Não teve cerimônia de adeus nem cruzeiro de despedida. Só o ruído de serras elétricas e o fogo azul dos maçaricos cortando em pedaços o velho casco de aço. Do glamour dos bons tempos, em que o piloto com inclinação náutica morava a bordo num porto de Mônaco, só restou poeira e ferro retorcido.
Parece inacreditável que um gigante de 64,35 metros de comprimento (211 pés) pudesse desaparecer assim, da noite para o dia. Mas foi o que aconteceu. Diante da notícia, que causou enorme repercussão ao ser publicada em primeira mão por NÁUTICA (leia aqui), uma pergunta ficou sem resposta: afinal, por que o Pilar Rossi foi desmanchado?
A reportagem de NÁUTICA foi em busca de respostas, e as encontrou junto a um velho amigo e colaborador do tricampeão mundial de F1: o despachante aduaneiro Sérgio Quinderé Amora, da Ramora Serviços de Despachos Aduaneiros, do Ceará.
Para quem não sabe, despachante aduaneiro é o profissional que trata de produtos estrangeiros junto à Receita Federal.

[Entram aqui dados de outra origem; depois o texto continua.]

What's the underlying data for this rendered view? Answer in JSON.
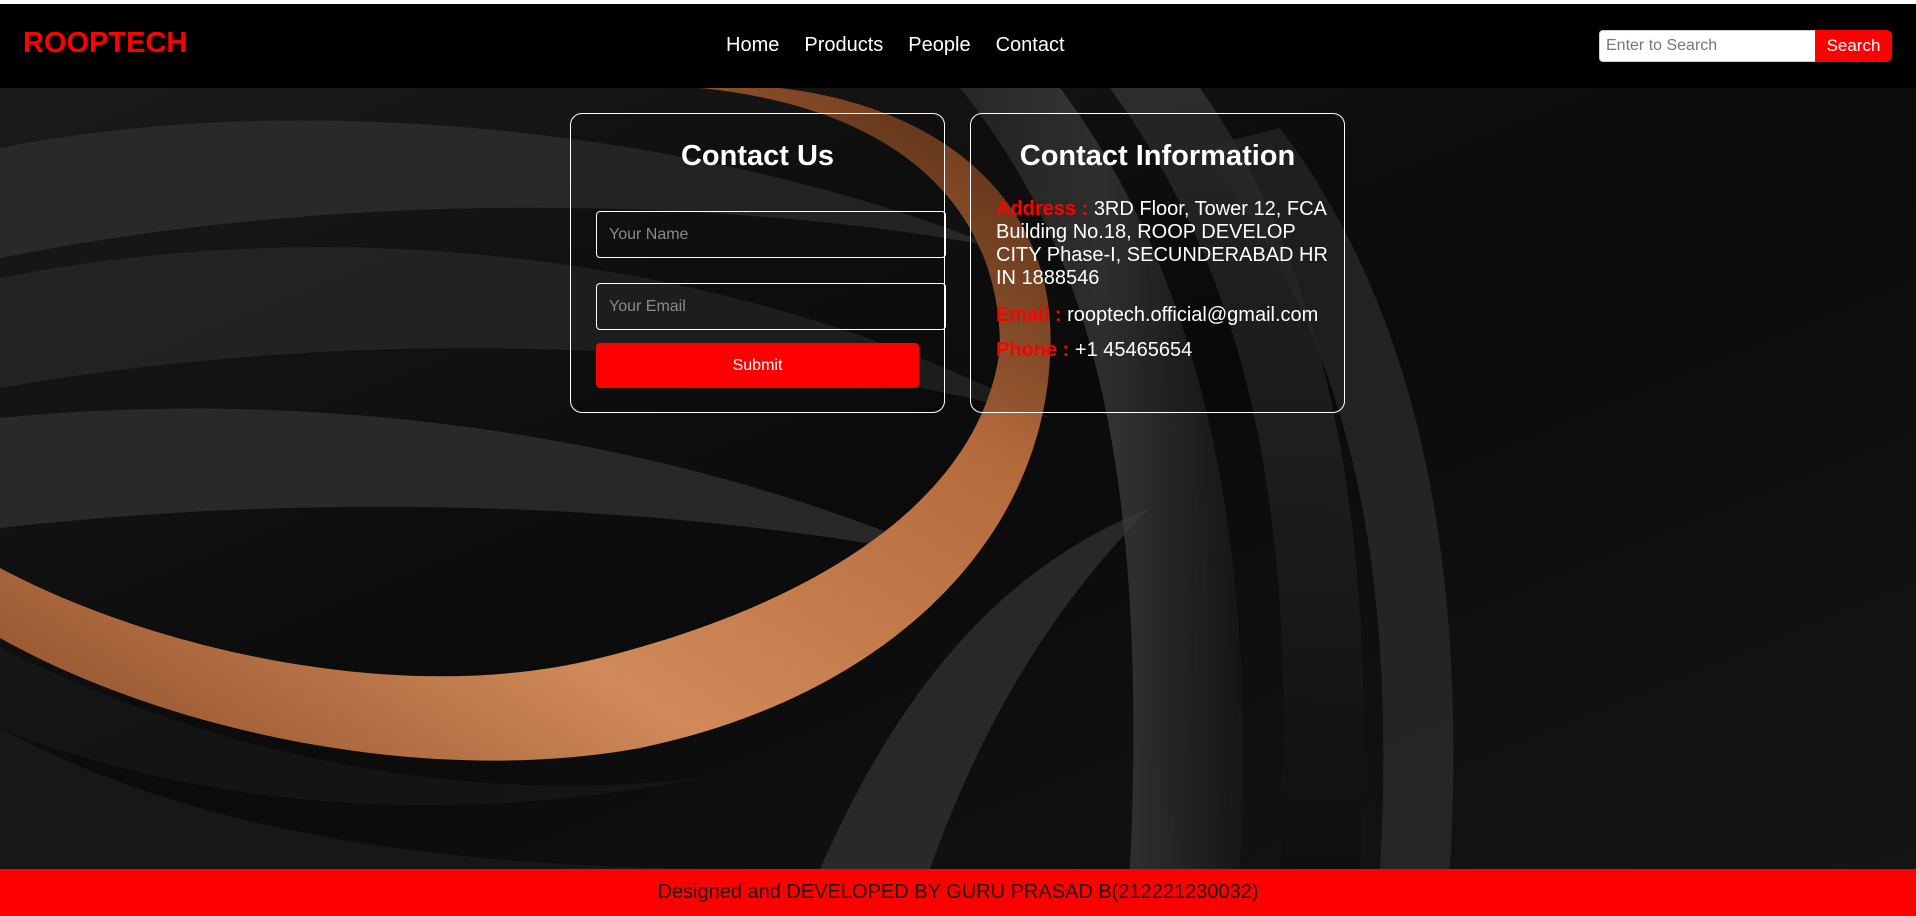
{
  "nav": {
    "brand": "ROOPTECH",
    "links": [
      "Home",
      "Products",
      "People",
      "Contact"
    ],
    "search_placeholder": "Enter to Search",
    "search_button": "Search"
  },
  "contact_form": {
    "title": "Contact Us",
    "name_placeholder": "Your Name",
    "email_placeholder": "Your Email",
    "submit_label": "Submit"
  },
  "contact_info": {
    "title": "Contact Information",
    "address_label": "Address :",
    "address_value": "3RD Floor, Tower 12, FCA Building No.18, ROOP DEVELOP CITY Phase-I, SECUNDERABAD HR IN 1888546",
    "email_label": "Email :",
    "email_value": "rooptech.official@gmail.com",
    "phone_label": "Phone :",
    "phone_value": "+1 45465654"
  },
  "footer": {
    "text": "Designed and DEVELOPED BY GURU PRASAD B(212221230032)"
  },
  "colors": {
    "accent": "#ff0000",
    "navbar_bg": "#000000",
    "text": "#ffffff"
  }
}
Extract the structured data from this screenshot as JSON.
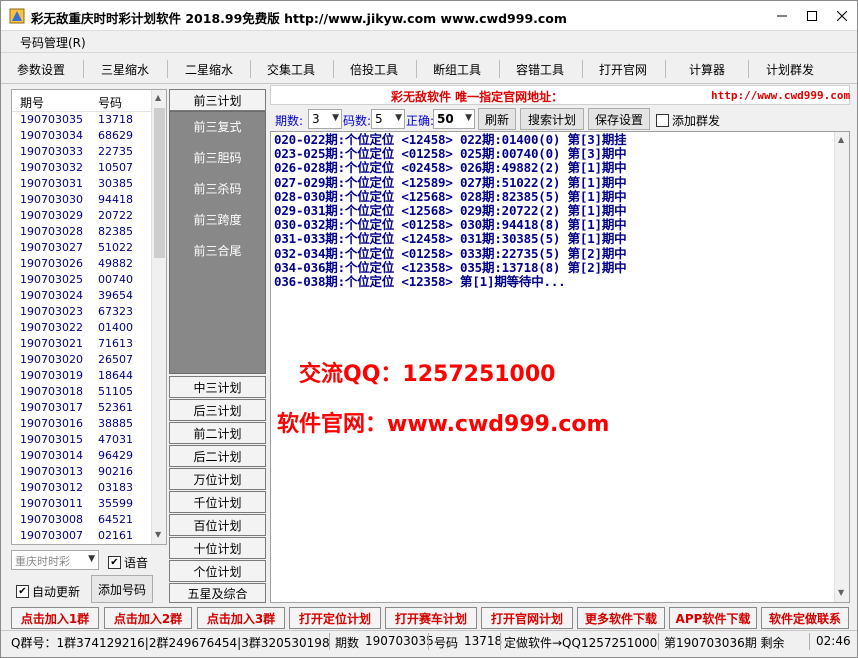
{
  "window": {
    "title": "彩无敌重庆时时彩计划软件 2018.99免费版 http://www.jikyw.com www.cwd999.com"
  },
  "menu": {
    "haoma": "号码管理(R)"
  },
  "toolbar": [
    "参数设置",
    "三星缩水",
    "二星缩水",
    "交集工具",
    "倍投工具",
    "断组工具",
    "容错工具",
    "打开官网",
    "计算器",
    "计划群发"
  ],
  "table": {
    "col_period": "期号",
    "col_number": "号码",
    "rows": [
      [
        "190703035",
        "13718"
      ],
      [
        "190703034",
        "68629"
      ],
      [
        "190703033",
        "22735"
      ],
      [
        "190703032",
        "10507"
      ],
      [
        "190703031",
        "30385"
      ],
      [
        "190703030",
        "94418"
      ],
      [
        "190703029",
        "20722"
      ],
      [
        "190703028",
        "82385"
      ],
      [
        "190703027",
        "51022"
      ],
      [
        "190703026",
        "49882"
      ],
      [
        "190703025",
        "00740"
      ],
      [
        "190703024",
        "39654"
      ],
      [
        "190703023",
        "67323"
      ],
      [
        "190703022",
        "01400"
      ],
      [
        "190703021",
        "71613"
      ],
      [
        "190703020",
        "26507"
      ],
      [
        "190703019",
        "18644"
      ],
      [
        "190703018",
        "51105"
      ],
      [
        "190703017",
        "52361"
      ],
      [
        "190703016",
        "38885"
      ],
      [
        "190703015",
        "47031"
      ],
      [
        "190703014",
        "96429"
      ],
      [
        "190703013",
        "90216"
      ],
      [
        "190703012",
        "03183"
      ],
      [
        "190703011",
        "35599"
      ],
      [
        "190703008",
        "64521"
      ],
      [
        "190703007",
        "02161"
      ]
    ]
  },
  "left_controls": {
    "lottery_select": "重庆时时彩",
    "voice_label": "语音",
    "auto_update_label": "自动更新",
    "add_number_button": "添加号码"
  },
  "plan_column": {
    "top_button": "前三计划",
    "grey_items": [
      "前三复式",
      "前三胆码",
      "前三杀码",
      "前三跨度",
      "前三合尾"
    ],
    "buttons": [
      "中三计划",
      "后三计划",
      "前二计划",
      "后二计划",
      "万位计划",
      "千位计划",
      "百位计划",
      "十位计划",
      "个位计划",
      "五星及综合"
    ]
  },
  "header": {
    "text": "彩无敌软件  唯一指定官网地址：",
    "url": "http://www.cwd999.com"
  },
  "controls": {
    "period_label": "期数:",
    "period_value": "3",
    "code_label": "码数:",
    "code_value": "5",
    "correct_label": "正确:",
    "correct_value": "50",
    "refresh_button": "刷新",
    "search_button": "搜索计划",
    "save_button": "保存设置",
    "group_send_label": "添加群发"
  },
  "output_lines": [
    "020-022期:个位定位 <12458> 022期:01400(0) 第[3]期挂",
    "023-025期:个位定位 <01258> 025期:00740(0) 第[3]期中",
    "026-028期:个位定位 <02458> 026期:49882(2) 第[1]期中",
    "027-029期:个位定位 <12589> 027期:51022(2) 第[1]期中",
    "028-030期:个位定位 <12568> 028期:82385(5) 第[1]期中",
    "029-031期:个位定位 <12568> 029期:20722(2) 第[1]期中",
    "030-032期:个位定位 <01258> 030期:94418(8) 第[1]期中",
    "031-033期:个位定位 <12458> 031期:30385(5) 第[1]期中",
    "032-034期:个位定位 <01258> 033期:22735(5) 第[2]期中",
    "034-036期:个位定位 <12358> 035期:13718(8) 第[2]期中",
    "036-038期:个位定位 <12358> 第[1]期等待中..."
  ],
  "promo": {
    "qq": "交流QQ：1257251000",
    "site": "软件官网：www.cwd999.com"
  },
  "bottom_buttons": [
    "点击加入1群",
    "点击加入2群",
    "点击加入3群",
    "打开定位计划",
    "打开赛车计划",
    "打开官网计划",
    "更多软件下载",
    "APP软件下载",
    "软件定做联系"
  ],
  "status": {
    "groups": "Q群号：1群374129216|2群249676454|3群320530198",
    "period_label": "期数",
    "period_value": "190703035",
    "number_label": "号码",
    "number_value": "13718",
    "custom": "定做软件→QQ1257251000",
    "next_period": "第190703036期 剩余",
    "time": "02:46"
  },
  "colors": {
    "red": "#e00000",
    "navy": "#00008b",
    "grey_panel": "#888888"
  }
}
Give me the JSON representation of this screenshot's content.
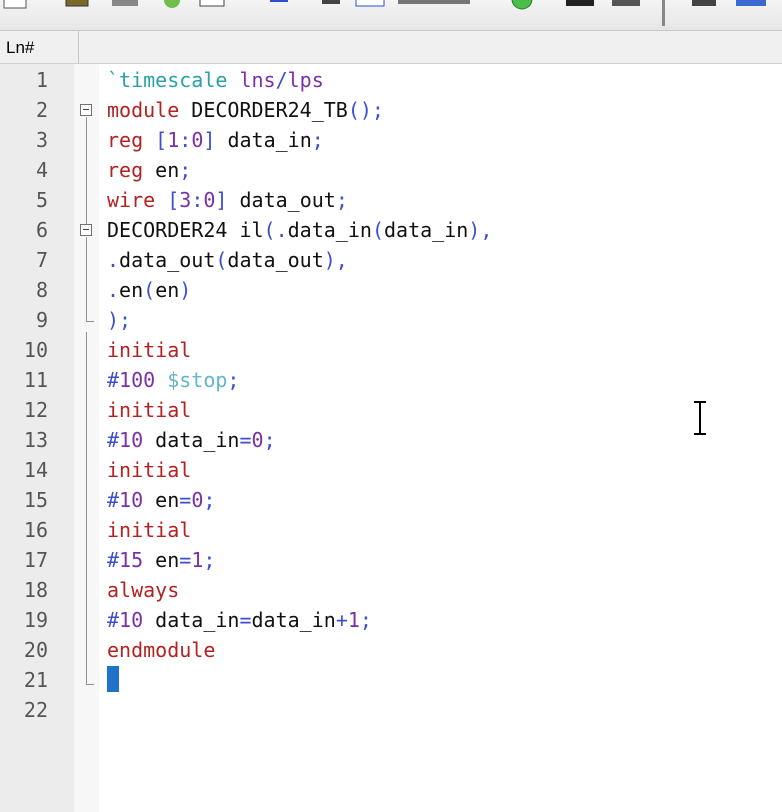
{
  "header": {
    "ln_label": "Ln#"
  },
  "toolbar": {
    "icons": [
      "doc-icon",
      "open-folder-icon",
      "tools-icon",
      "run-icon",
      "dialog-icon",
      "arrow-icon",
      "dots-icon",
      "window-icon",
      "ruler-icon",
      "green-circle-icon",
      "blocks-icon",
      "grid-icon",
      "divider-icon",
      "settings-icon",
      "window2-icon"
    ]
  },
  "editor": {
    "line_numbers": [
      "1",
      "2",
      "3",
      "4",
      "5",
      "6",
      "7",
      "8",
      "9",
      "10",
      "11",
      "12",
      "13",
      "14",
      "15",
      "16",
      "17",
      "18",
      "19",
      "20",
      "21",
      "22"
    ],
    "lines": [
      [
        [
          "`timescale ",
          "ph"
        ],
        [
          "lns",
          "num"
        ],
        [
          "/",
          "op"
        ],
        [
          "lps",
          "num"
        ]
      ],
      [
        [
          "module",
          "kw"
        ],
        [
          " DECORDER24_TB",
          "txt"
        ],
        [
          "();",
          "op"
        ]
      ],
      [
        [
          "reg",
          "kw"
        ],
        [
          " [",
          "op"
        ],
        [
          "1",
          "num"
        ],
        [
          ":",
          "op"
        ],
        [
          "0",
          "num"
        ],
        [
          "]",
          "op"
        ],
        [
          " data_in",
          "txt"
        ],
        [
          ";",
          "op"
        ]
      ],
      [
        [
          "reg",
          "kw"
        ],
        [
          " en",
          "txt"
        ],
        [
          ";",
          "op"
        ]
      ],
      [
        [
          "wire",
          "kw"
        ],
        [
          " [",
          "op"
        ],
        [
          "3",
          "num"
        ],
        [
          ":",
          "op"
        ],
        [
          "0",
          "num"
        ],
        [
          "]",
          "op"
        ],
        [
          " data_out",
          "txt"
        ],
        [
          ";",
          "op"
        ]
      ],
      [
        [
          "DECORDER24 il",
          "txt"
        ],
        [
          "(.",
          "op"
        ],
        [
          "data_in",
          "txt"
        ],
        [
          "(",
          "op"
        ],
        [
          "data_in",
          "txt"
        ],
        [
          "),",
          "op"
        ]
      ],
      [
        [
          ".",
          "op"
        ],
        [
          "data_out",
          "txt"
        ],
        [
          "(",
          "op"
        ],
        [
          "data_out",
          "txt"
        ],
        [
          "),",
          "op"
        ]
      ],
      [
        [
          ".",
          "op"
        ],
        [
          "en",
          "txt"
        ],
        [
          "(",
          "op"
        ],
        [
          "en",
          "txt"
        ],
        [
          ")",
          "op"
        ]
      ],
      [
        [
          ");",
          "op"
        ]
      ],
      [
        [
          "initial",
          "kw"
        ]
      ],
      [
        [
          "#",
          "op"
        ],
        [
          "100",
          "num"
        ],
        [
          " $stop",
          "sys"
        ],
        [
          ";",
          "op"
        ]
      ],
      [
        [
          "initial",
          "kw"
        ]
      ],
      [
        [
          "#",
          "op"
        ],
        [
          "10",
          "num"
        ],
        [
          " data_in",
          "txt"
        ],
        [
          "=",
          "op"
        ],
        [
          "0",
          "num"
        ],
        [
          ";",
          "op"
        ]
      ],
      [
        [
          "initial",
          "kw"
        ]
      ],
      [
        [
          "#",
          "op"
        ],
        [
          "10",
          "num"
        ],
        [
          " en",
          "txt"
        ],
        [
          "=",
          "op"
        ],
        [
          "0",
          "num"
        ],
        [
          ";",
          "op"
        ]
      ],
      [
        [
          "initial",
          "kw"
        ]
      ],
      [
        [
          "#",
          "op"
        ],
        [
          "15",
          "num"
        ],
        [
          " en",
          "txt"
        ],
        [
          "=",
          "op"
        ],
        [
          "1",
          "num"
        ],
        [
          ";",
          "op"
        ]
      ],
      [
        [
          "always",
          "kw"
        ]
      ],
      [
        [
          "#",
          "op"
        ],
        [
          "10",
          "num"
        ],
        [
          " data_in",
          "txt"
        ],
        [
          "=",
          "op"
        ],
        [
          "data_in",
          "txt"
        ],
        [
          "+",
          "op"
        ],
        [
          "1",
          "num"
        ],
        [
          ";",
          "op"
        ]
      ],
      [
        [
          "endmodule",
          "kw"
        ]
      ],
      [],
      []
    ]
  }
}
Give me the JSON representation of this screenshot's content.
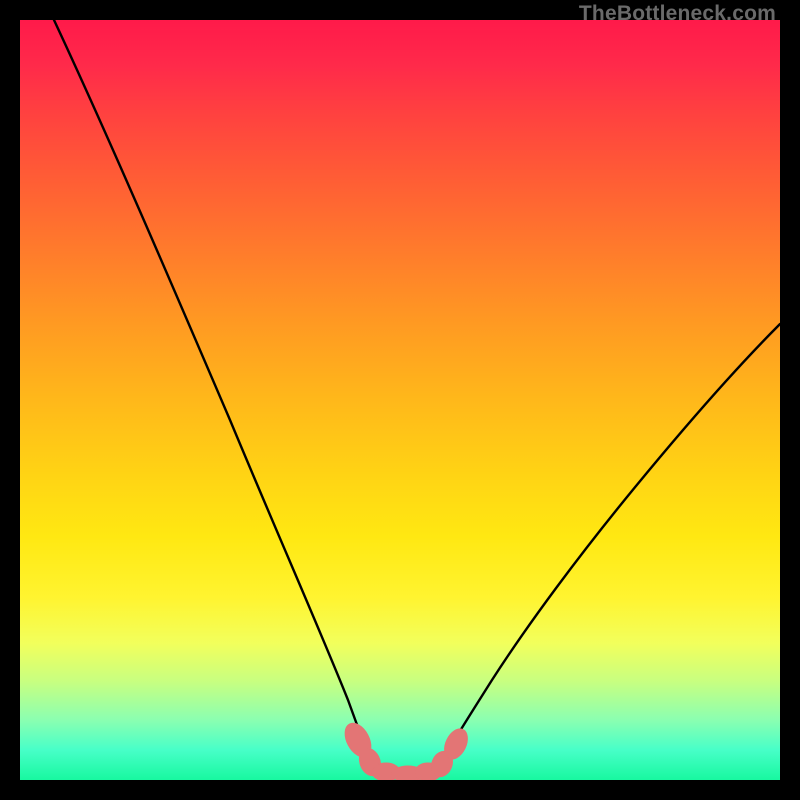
{
  "watermark": "TheBottleneck.com",
  "chart_data": {
    "type": "line",
    "title": "",
    "xlabel": "",
    "ylabel": "",
    "xlim": [
      0,
      100
    ],
    "ylim": [
      0,
      100
    ],
    "grid": false,
    "series": [
      {
        "name": "left-curve",
        "x": [
          4.5,
          10,
          15,
          20,
          25,
          30,
          35,
          40,
          42,
          44,
          46
        ],
        "y": [
          100,
          88,
          76,
          64,
          52,
          40,
          28,
          14,
          8,
          4,
          0.5
        ]
      },
      {
        "name": "right-curve",
        "x": [
          55,
          57,
          60,
          64,
          68,
          74,
          80,
          86,
          92,
          98.5
        ],
        "y": [
          0.5,
          4,
          8,
          14,
          20,
          28,
          36,
          44,
          52,
          60
        ]
      },
      {
        "name": "optimal-band",
        "x": [
          43,
          45,
          47,
          49,
          51,
          53,
          55,
          57
        ],
        "y": [
          3,
          1.5,
          0.6,
          0.3,
          0.3,
          0.6,
          1.5,
          3
        ]
      }
    ],
    "annotations": [
      {
        "text": "TheBottleneck.com",
        "role": "watermark",
        "pos": "top-right"
      }
    ],
    "colors": {
      "gradient_top": "#ff1a4a",
      "gradient_mid": "#ffd414",
      "gradient_bottom": "#18f8a0",
      "curve": "#000000",
      "optimal_marker": "#e37575",
      "frame": "#000000"
    }
  }
}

No caso do Pilar Rossi, a ajuda de Amora foi essencial, porque o barco tem bandeira das Ilhas Cayman e não está registrado em nome de Nelson Piquet Souto Maior e sim de uma empresa estrangeira que tem o ex-piloto como sócio principal.
“No Brasil, é possível admitir o barco temporariamente para uso privado por até três meses, prazo prorrogável por até igual período; depois disso, o barco obrigatoriamente tem de deixar as nossas águas”, explica Amora.
Mas, de modo conclusivo, por que o tricampeão fez a opção por uma medida tão radical, como o desmanchar seu iate, se o Pilar Rossi era um símbolo do sucesso que ele alcançou na Fórmula 1?
“Por que a recuperação da embarcação se tornou inviável financeiramente”, responde o despachante aduaneiro. “Por questões pessoais, até tentamos recuperá-lo, já que esse barco tem uma história e vínculos pessoais com o Piquet.
Isso aconteceu em outras oportunidades, como quando aumentamos a área da popa; ou quando transformamos o monocasco em um trimarã; ou ainda quando alongamos a proa e transformamos o iate em um veleiro, ou, melhor dizendo, um híbrido das duas coisas”, esclarece Amora. “Dessa vez, porém, toda a estrutura e os cascos estavam severamente comprometidos”.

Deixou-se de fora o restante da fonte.